Determine the effect of varying the stiffness of bearing 2 for the rigid rotor as described in Example 3.5.1 for a rotor spin speed of 5,000 rev/min. Assume the bearing is isotropic and vary kx2 = ky2 in the range 0.4 to 2.0 MN/m.

The properties of bearing 1 are:

(a) kx1 = 1.0 MN/m, ky1 = 1.0 MN/m

(b) kx1 = 1.0 MN/m, ky1 = 2.0 MN/m

Rotor assembly and natural frequency maps

"""
Creates rotor assemblies for each bearing case and plot natural frequency maps.
"""

# Rotor speed (rpm to rad/s)
rotor_speed = Q_(5000, "RPM")

# Stiffness range for Bearing 2 (MN/m -> N/m)
k2_values = np.linspace(0.4e6, 2.0e6, 20)
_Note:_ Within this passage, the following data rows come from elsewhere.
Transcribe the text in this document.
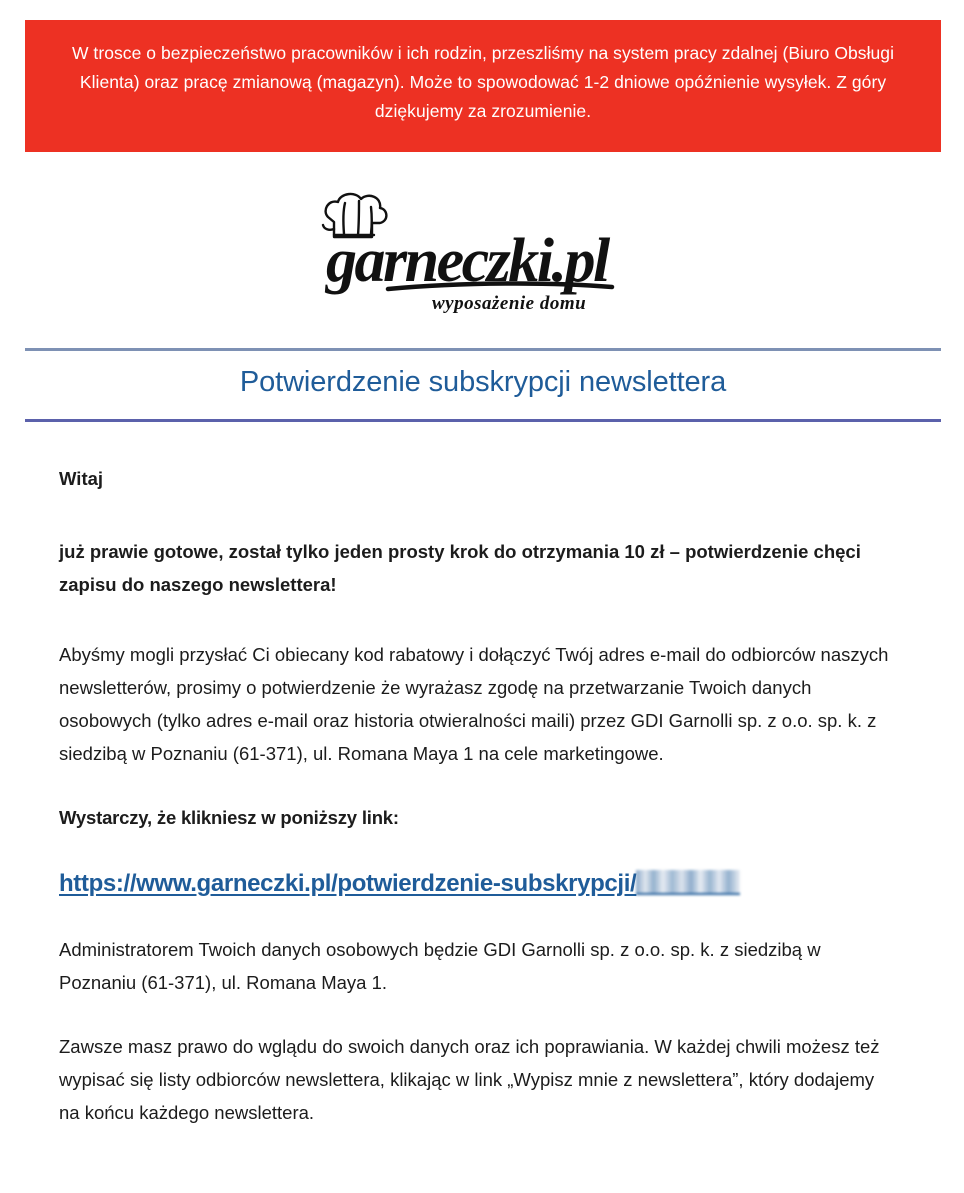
W trosce o bezpieczeństwo pracowników i ich rodzin, przeszliśmy na system pracy zdalnej (Biuro Obsługi Klienta) oraz pracę zmianową (magazyn). Może to spowodować 1-2 dniowe opóźnienie wysyłek. Z góry dziękujemy za zrozumienie.
garneczki.pl
wyposażenie domu
Potwierdzenie subskrypcji newslettera

Witaj

już prawie gotowe, został tylko jeden prosty krok do otrzymania 10 zł – potwierdzenie chęci zapisu do naszego newslettera!

Abyśmy mogli przysłać Ci obiecany kod rabatowy i dołączyć Twój adres e-mail do odbiorców naszych newsletterów, prosimy o potwierdzenie że wyrażasz zgodę na przetwarzanie Twoich danych osobowych (tylko adres e-mail oraz historia otwieralności maili) przez GDI Garnolli sp. z o.o. sp. k. z siedzibą w Poznaniu (61-371), ul. Romana Maya 1 na cele marketingowe.

Wystarczy, że klikniesz w poniższy link:

https://www.garneczki.pl/potwierdzenie-subskrypcji/

Administratorem Twoich danych osobowych będzie GDI Garnolli sp. z o.o. sp. k. z siedzibą w Poznaniu (61-371), ul. Romana Maya 1.

Zawsze masz prawo do wglądu do swoich danych oraz ich poprawiania. W każdej chwili możesz też wypisać się listy odbiorców newslettera, klikając w link „Wypisz mnie z newslettera”, który dodajemy na końcu każdego newslettera.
# Bearing 1 configurations
bearing1_cases = {
    "(a)": (1.0e6, 1.0e6),
    "(b)": (1.0e6, 2.0e6),
}

# Loop over bearing1 cases
for label, (kxx1, kyy1) in bearing1_cases.items():
    modes = []
    for k in k2_values:
        bearing0 = rs.BearingElement(n=0, kxx=kxx1, kyy=kyy1, cxx=0)
        bearing1 = rs.BearingElement(n=5, kxx=k, kyy=k, cxx=0)  # Isotropic

        rotor = rs.Rotor(
            shaft_elements=shaft_elements, bearing_elements=[bearing0, bearing1]
        )

        modal = rotor.run_modal(speed=rotor_speed)
        modes.append(modal.wn[:4])  # First two natural frequencies

    # Plot setup
    plt.figure(figsize=(10, 6))

    modes = np.array(modes)
    for i in range(4):
        plt.plot(
            k2_values / 1e6, modes[:, i] / (2 * np.pi), label=f"Modo {i + 1} {label}"
        )

    # Plot adjustments
    plt.xlabel("Bearing 2 Stiffness (MN/m)")
    plt.ylabel("Natural Frequency (Hz)")
    plt.title(f"Effect of Varying Bearing 2 Stiffness at 5000 rpm in Case {label}")
    plt.legend()
    plt.xlim(0.4, 2)
    plt.ylim(0, 60)
    plt.tight_layout()
    plt.show()